Magnetic therapy is being embraced by a large population of the world, especially in Japan. In most of these instances, permanent magnets are used. There, little if any, clinical verification of the efficacy of these therapies. What had been found useful was the use of electromagnets for treating specific illnesses. One of them is depression.
Electromagnetic brain stimulation of varying types has been used with success in the treatment of depression. Previous research has shown that cranioelectrical stimulation using electrodes on both sides of the scalp were a safe and effective treatment for depression, and raised serotonin levels just like Prozac, but did it quicker and without any side effects.

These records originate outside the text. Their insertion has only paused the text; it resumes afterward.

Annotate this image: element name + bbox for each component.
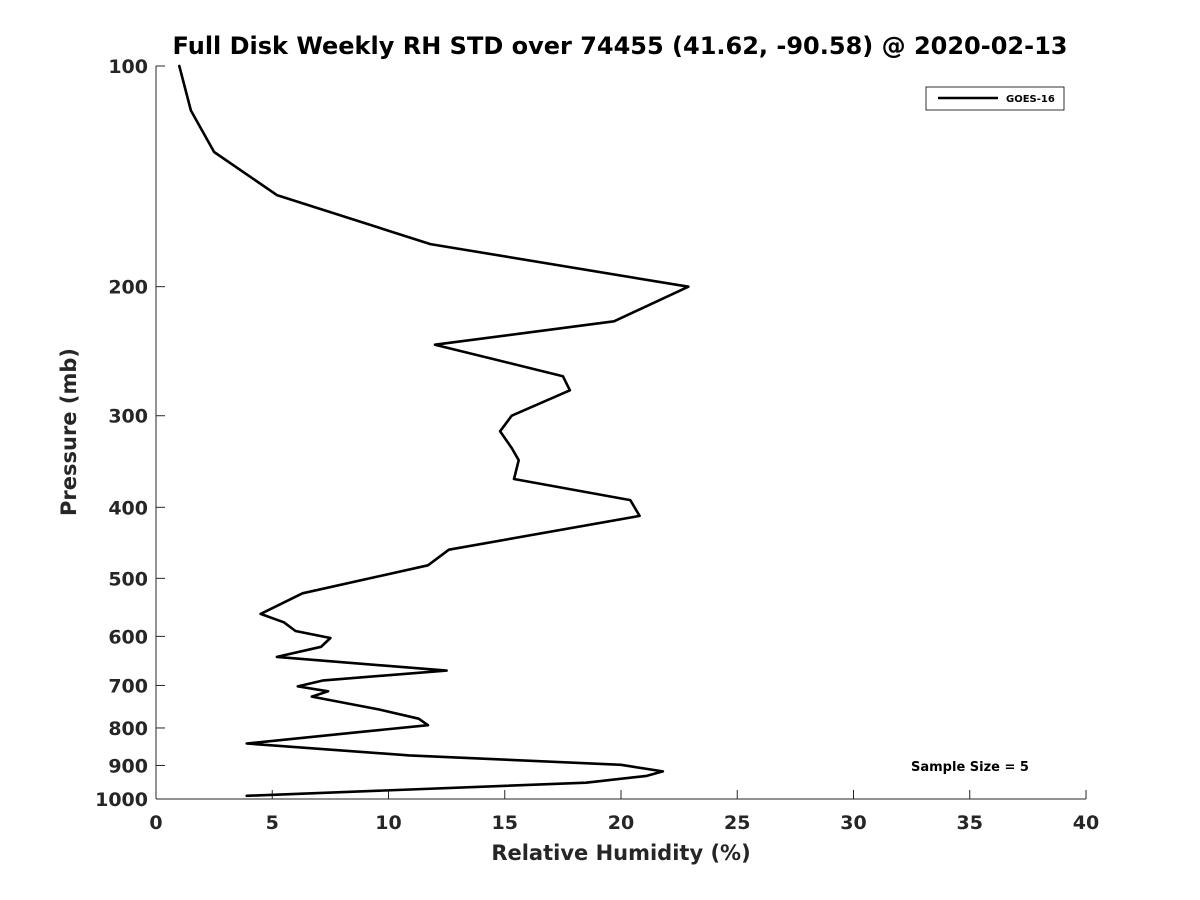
y-tick-label: 900 (108, 755, 148, 777)
y-tick-label: 600 (108, 626, 148, 648)
y-tick-label: 400 (108, 497, 148, 519)
y-tick-label: 200 (108, 277, 148, 299)
axes: 0 5 10 15 20 25 30 35 40 100 200 300 400 500 600 700 800… (95, 56, 1099, 834)
x-tick-label: 10 (375, 812, 401, 834)
x-tick-label: 0 (149, 812, 162, 834)
y-tick-label: 700 (108, 675, 148, 697)
x-tick-label: 30 (840, 812, 866, 834)
y-tick-label: 100 (108, 56, 148, 78)
y-axis-label: Pressure (mb) (57, 348, 81, 516)
x-axis-label: Relative Humidity (%) (491, 841, 750, 865)
y-tick-label: 1000 (95, 789, 148, 811)
y-tick-label: 300 (108, 406, 148, 428)
y-tick-label: 500 (108, 568, 148, 590)
series-line-goes-16 (178, 64, 690, 798)
legend-label-goes-16: GOES-16 (1006, 94, 1055, 105)
chart-title: Full Disk Weekly RH STD over 74455 (41.6… (173, 32, 1068, 60)
x-tick-label: 35 (957, 812, 983, 834)
x-tick-label: 25 (724, 812, 750, 834)
legend: GOES-16 (925, 86, 1065, 111)
sample-size-annotation: Sample Size = 5 (911, 760, 1029, 775)
x-tick-label: 5 (266, 812, 279, 834)
plot-area (156, 66, 1086, 799)
x-tick-label: 20 (608, 812, 634, 834)
series-layer (178, 64, 690, 798)
x-tick-label: 40 (1073, 812, 1099, 834)
y-tick-label: 800 (108, 718, 148, 740)
x-tick-label: 15 (492, 812, 518, 834)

A new form of electronic stimulation for depression called RTMS (repetitive transcranial magnetic stimulation) is receiving increased interest from scientists for the treatment of depression. RTMS uses a hand-held device aimed at a specific area of the brain shown to have an energy disturbance. Using this technique, the therapist can focus or aim the electromagnetic energy and the stimulation at precise points on the brain. It uses a hand-held device. It has been found to be extremely effective in depressed patients who were resistant to drug treatment. It is safe and painless, producing quick results in patients resistant to drug therapy.
Studies at NIMH/NIH
Magnetic stimulation of the brain's left prefrontal cortex may help some depressed patients in much the same way as electroconvulsive therapy (ECT), but without its side effects, suggested a preliminary study by Mark George, M.D., of the National Institute of Mental Health (NIMH), Eric Wassermann, M.D., National Institute on Neurological Disorders and Stroke (NINDS), and NIH colleagues.
They found that two of six medication-resistant patients showed marked mood improvement after treatment with repetitive Transcranial Magnetic Stimulation (rTMS) over several days. One of the two responders, a middle-aged woman, reported feeling well for the first time in three years. Two other patients experienced slight mood improvement and two no improvement following the experimental procedure, which employs an electromagnetic coil that induces a current in the brain's cortex.
Unlike electricity, which gets diffused by the skull, high intensity magnetic pulses pass readily through bone, making possible more focused targeting of particular brain structures. The NIMH investigators aimed the magnet at the brain's left prefrontal cortex, since it has been implicated as a site of abnormally low metabolism in studies of depression. PET (positron emission tomography) scans performed in one patient during and after treatment showed widespread increases in metabolism, hinting that the magnet's effects may be broadly telegraphed via interconnected brain circuitry, suggests Dr. George.
Studies at Menninger Clinic
Tibetan monks use magnets to relieve depression. There are numerous anecdotal reports about the therapeutic benefits of magnets and lodestones to relieve depression.
In an attempt to verify the claims of the Tibetan monks, a carefully designed double-blind study was carried out at the Menninger Clinic. Meditation activities were conducted either with a magnet suspended over the head, oriented either north-up or south- up, or absent. The effects were evaluated with a questionnaire that assessed five categories: physical, emotional, mental, extra- personal (psychic), and transpersonal (spiritual). The results were surprising, especially with respect to what it showed with respect to gender differences. When the field was north-up, male subjects tended to be physically and emotionally energized, and females tended to be physically and emotionally inhibited. When the field was south-up, however, the reverse was found.
Proponents of magnetic therapy claim that it is able to treat the source of disease, rather than only the symptoms.